Kumar Surendra
Department of Endocrinology, Patna Medical College, Patna, Bihar, India.
Indian J Endocrinol Metab. 2021 Jul-Aug;25(4):326-331. doi: 10.4103/ijem.ijem_276_21. Epub 2021 Dec 15.
To compare the safety and efficacy of glimepiride and vildagliptin as add-on therapy to metformin in newly diagnosed patients with type 2 diabetes mellitus (T2DM).
This 24-week, prospective, comparative, observational study was conducted among newly diagnosed patients with T2DM. The primary endpoint was a change in fasting plasma glucose (FPG), postpradinal glucose (PPG), and HbA1c from the baseline to week 24. The key secondary endpoints were monitoring treatment-emergent adverse events such as hypoglycemia, overall gastrointestinal symptoms and weight gain, and electrocardiogram (ECG) findings.
A total of 100 eligible patients were divided into two groups: group A ( = 50) received vildagliptin plus metformin and group B ( = 50) received glimepiride plus metformin. The mean age of the patients was 49.98 years and 52.12 years in group A and group B, respectively. Electrocardiographic findings were within normal limits in all the patients from group A, whereas 47 patients from group B showed normal ECG findings. A significant decrease in HbA1c, fasting and post-prandial plasma glucose was observed with group A and group B from the baseline to week-24. However, at week-24, reduction in HbA1c and blood glucose parameters were comparable between the groups.

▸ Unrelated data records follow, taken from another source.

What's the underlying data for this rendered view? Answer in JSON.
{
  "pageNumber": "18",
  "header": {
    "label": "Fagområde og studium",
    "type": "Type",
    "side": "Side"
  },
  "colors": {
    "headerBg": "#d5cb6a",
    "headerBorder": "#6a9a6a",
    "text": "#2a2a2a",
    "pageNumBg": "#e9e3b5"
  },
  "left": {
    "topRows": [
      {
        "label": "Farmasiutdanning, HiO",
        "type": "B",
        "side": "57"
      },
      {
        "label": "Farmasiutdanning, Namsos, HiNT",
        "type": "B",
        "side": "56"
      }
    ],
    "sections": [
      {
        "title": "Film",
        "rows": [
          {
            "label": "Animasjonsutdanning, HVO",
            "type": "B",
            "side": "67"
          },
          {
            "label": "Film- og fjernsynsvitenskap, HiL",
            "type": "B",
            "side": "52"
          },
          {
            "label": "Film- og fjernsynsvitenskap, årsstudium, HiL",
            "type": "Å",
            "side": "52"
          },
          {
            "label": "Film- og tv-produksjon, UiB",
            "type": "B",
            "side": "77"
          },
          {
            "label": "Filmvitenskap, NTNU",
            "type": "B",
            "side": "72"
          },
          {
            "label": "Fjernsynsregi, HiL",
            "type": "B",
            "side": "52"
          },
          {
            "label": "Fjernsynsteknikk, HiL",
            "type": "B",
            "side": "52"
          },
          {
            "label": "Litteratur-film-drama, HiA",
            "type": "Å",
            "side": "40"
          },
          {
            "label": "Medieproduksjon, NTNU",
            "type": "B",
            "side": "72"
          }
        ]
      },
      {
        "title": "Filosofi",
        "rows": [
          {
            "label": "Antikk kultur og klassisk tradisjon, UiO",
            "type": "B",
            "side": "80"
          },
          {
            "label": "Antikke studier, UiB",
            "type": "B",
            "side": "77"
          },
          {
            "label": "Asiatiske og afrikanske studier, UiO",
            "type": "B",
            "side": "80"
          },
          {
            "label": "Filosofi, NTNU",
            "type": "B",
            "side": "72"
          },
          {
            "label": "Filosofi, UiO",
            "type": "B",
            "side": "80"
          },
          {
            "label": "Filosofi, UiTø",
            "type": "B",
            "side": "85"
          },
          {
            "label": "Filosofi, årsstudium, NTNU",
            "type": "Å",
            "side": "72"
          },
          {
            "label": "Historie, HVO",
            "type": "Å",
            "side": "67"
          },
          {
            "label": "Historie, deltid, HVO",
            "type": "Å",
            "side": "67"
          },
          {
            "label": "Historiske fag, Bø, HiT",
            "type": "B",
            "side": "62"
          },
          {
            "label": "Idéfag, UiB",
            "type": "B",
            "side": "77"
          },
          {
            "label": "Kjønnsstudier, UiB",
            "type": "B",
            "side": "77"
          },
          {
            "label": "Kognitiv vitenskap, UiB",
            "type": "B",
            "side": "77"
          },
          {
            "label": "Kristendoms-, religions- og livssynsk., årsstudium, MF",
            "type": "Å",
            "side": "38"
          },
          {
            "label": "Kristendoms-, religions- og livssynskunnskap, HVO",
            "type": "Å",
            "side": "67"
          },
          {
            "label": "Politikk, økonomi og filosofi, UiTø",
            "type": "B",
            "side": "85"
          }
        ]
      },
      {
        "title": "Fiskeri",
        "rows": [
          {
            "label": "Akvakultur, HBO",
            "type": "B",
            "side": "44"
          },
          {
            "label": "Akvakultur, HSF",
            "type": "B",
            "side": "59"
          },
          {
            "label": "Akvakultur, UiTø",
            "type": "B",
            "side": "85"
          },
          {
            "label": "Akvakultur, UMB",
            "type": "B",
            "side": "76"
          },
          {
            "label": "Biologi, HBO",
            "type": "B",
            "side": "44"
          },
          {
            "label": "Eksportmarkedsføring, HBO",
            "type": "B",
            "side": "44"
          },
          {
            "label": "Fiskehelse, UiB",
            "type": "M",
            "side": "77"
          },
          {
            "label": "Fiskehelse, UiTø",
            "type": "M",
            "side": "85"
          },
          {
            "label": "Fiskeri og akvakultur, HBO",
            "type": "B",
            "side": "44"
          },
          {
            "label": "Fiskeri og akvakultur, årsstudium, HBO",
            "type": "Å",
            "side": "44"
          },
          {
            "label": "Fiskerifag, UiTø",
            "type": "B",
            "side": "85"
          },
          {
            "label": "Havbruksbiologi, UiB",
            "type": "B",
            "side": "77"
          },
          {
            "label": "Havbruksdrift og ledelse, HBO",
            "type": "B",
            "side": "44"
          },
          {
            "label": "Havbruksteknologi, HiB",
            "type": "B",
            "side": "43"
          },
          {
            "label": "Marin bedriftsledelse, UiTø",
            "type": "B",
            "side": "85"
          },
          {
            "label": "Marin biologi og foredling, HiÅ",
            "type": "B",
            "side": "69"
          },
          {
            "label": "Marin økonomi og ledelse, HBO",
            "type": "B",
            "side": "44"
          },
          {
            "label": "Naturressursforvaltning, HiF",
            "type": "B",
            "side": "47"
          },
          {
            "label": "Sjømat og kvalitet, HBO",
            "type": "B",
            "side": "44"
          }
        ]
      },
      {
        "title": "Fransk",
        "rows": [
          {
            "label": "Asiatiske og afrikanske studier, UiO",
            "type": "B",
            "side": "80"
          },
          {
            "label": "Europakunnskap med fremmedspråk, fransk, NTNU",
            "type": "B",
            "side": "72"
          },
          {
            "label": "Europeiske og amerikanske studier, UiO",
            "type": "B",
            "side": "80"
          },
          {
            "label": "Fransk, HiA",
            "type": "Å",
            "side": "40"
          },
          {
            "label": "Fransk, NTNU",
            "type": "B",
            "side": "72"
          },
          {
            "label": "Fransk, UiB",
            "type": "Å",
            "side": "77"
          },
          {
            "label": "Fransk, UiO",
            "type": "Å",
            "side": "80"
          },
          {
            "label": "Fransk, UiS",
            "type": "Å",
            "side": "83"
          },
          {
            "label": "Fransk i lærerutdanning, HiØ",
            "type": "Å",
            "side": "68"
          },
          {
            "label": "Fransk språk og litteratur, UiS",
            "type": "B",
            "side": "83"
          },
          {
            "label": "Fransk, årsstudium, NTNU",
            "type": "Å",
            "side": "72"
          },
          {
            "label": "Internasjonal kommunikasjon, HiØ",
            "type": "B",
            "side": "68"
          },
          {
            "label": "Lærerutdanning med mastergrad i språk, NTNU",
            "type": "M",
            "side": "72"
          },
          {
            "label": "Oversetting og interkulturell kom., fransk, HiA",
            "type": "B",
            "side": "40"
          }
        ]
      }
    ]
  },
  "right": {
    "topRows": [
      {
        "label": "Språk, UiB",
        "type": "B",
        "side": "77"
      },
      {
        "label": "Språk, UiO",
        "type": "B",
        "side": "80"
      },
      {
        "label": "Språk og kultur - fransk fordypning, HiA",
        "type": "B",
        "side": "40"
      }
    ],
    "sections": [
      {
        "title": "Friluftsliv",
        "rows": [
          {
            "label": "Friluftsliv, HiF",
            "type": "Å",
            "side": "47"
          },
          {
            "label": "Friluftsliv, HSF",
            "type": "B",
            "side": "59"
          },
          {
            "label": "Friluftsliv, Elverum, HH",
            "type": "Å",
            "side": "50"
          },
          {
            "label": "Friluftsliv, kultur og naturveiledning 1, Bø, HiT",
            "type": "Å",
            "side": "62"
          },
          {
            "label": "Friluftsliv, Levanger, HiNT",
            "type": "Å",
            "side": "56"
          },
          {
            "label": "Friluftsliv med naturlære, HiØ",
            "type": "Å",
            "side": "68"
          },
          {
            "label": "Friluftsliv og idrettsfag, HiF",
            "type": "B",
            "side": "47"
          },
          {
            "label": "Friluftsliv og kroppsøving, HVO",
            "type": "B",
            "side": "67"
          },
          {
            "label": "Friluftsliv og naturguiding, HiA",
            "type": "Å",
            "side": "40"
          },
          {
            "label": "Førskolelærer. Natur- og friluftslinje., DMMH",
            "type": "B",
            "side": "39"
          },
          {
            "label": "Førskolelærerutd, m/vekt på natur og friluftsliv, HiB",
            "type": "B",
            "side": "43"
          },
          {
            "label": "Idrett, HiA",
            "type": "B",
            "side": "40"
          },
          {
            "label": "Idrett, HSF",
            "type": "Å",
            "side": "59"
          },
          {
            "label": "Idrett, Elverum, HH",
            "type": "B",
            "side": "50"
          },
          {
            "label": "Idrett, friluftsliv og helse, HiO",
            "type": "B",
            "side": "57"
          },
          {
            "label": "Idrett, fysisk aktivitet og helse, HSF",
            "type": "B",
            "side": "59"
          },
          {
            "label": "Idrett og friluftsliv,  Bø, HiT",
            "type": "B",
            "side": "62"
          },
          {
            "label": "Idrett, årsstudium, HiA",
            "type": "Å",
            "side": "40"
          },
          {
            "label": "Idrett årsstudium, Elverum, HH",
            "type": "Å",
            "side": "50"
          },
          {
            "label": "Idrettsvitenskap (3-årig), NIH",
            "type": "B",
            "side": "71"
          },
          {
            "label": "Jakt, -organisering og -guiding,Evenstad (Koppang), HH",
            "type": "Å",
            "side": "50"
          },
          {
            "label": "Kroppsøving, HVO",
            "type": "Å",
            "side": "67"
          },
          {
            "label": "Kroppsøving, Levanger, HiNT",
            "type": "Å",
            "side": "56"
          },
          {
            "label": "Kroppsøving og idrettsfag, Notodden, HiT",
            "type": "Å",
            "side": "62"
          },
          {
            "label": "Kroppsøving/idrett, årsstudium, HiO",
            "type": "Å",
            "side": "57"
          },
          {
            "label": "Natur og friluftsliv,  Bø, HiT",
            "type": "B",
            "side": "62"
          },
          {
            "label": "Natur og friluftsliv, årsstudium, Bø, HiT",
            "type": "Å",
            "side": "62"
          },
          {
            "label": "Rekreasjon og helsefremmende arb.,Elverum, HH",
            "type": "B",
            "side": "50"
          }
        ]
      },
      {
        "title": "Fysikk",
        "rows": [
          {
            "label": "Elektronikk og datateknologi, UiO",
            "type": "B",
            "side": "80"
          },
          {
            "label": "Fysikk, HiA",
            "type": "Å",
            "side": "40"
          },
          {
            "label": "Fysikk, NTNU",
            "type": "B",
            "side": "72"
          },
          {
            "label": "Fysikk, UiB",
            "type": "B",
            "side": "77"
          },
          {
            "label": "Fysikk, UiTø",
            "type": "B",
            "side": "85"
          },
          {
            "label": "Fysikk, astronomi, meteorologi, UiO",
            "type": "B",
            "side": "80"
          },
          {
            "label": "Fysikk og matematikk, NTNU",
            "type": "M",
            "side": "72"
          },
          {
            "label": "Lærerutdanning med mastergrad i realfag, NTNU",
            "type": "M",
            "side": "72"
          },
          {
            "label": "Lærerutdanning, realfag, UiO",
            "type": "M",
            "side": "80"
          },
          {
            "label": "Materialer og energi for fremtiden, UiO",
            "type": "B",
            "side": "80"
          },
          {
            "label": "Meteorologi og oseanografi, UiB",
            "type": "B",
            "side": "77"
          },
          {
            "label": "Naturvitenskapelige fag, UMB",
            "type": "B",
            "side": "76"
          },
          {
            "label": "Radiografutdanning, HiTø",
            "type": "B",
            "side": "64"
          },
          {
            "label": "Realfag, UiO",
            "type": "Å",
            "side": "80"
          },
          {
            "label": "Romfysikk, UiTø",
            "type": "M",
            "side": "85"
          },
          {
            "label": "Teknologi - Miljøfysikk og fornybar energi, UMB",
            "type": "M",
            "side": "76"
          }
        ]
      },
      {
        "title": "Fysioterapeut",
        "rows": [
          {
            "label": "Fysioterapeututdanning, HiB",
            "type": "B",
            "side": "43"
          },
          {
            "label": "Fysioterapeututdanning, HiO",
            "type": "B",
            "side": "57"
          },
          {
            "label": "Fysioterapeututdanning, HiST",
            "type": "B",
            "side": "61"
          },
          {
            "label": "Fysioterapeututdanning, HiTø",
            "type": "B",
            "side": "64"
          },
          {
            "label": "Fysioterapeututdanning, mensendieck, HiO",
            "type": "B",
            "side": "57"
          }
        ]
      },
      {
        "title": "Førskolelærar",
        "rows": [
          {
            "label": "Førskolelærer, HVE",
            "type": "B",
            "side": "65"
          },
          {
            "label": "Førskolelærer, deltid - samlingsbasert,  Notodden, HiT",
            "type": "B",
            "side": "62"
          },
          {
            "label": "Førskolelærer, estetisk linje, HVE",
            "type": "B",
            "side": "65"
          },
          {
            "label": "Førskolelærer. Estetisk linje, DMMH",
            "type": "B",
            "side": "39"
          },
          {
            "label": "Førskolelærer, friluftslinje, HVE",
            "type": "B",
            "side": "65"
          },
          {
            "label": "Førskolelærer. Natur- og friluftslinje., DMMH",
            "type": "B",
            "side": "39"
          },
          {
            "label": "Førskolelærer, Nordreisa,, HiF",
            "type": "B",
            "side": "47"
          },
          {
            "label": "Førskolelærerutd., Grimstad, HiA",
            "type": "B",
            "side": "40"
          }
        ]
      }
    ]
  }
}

Safety outcomes did not show any events of hypoglycemia with vildagliptin. Mild hypoglycemia was reported with glimepiride in five patients.
Vildagliptin-metformin appeared to be equally effective to glimepiride-metformin in reducing HbA1c level and blood glucose parameters, however, resulted in better adverse event profiles with lower risks of hypoglycemia.
比较格列美脲和维格列汀作为二甲双胍附加疗法用于新诊断的2型糖尿病(T2DM)患者的安全性和有效性。
本前瞻性、比较性、观察性研究为期24周,在新诊断的T2DM患者中进行。主要终点是从基线到第24周空腹血糖(FPG)、餐后血糖(PPG)和糖化血红蛋白(HbA1c)的变化。关键次要终点是监测治疗中出现的不良事件,如低血糖、总体胃肠道症状和体重增加,以及心电图(ECG)结果。
总共100例符合条件的患者被分为两组:A组(n = 50)接受维格列汀加二甲双胍治疗,B组(n = 50)接受格列美脲加二甲双胍治疗。A组和B组患者的平均年龄分别为49.98岁和52.12岁。A组所有患者的心电图结果均在正常范围内,而B组有47例患者心电图结果正常。从基线到第24周,A组和B组的HbA1c、空腹和餐后血糖均显著下降。然而,在第24周时,两组之间HbA1c和血糖参数的降低情况相当。安全性结果显示维格列汀未出现任何低血糖事件。格列美脲组有5例患者报告发生轻度低血糖。
维格列汀 - 二甲双胍在降低HbA1c水平和血糖参数方面似乎与格列美脲 - 二甲双胍同样有效,然而,其不良事件谱更好,低血糖风险更低。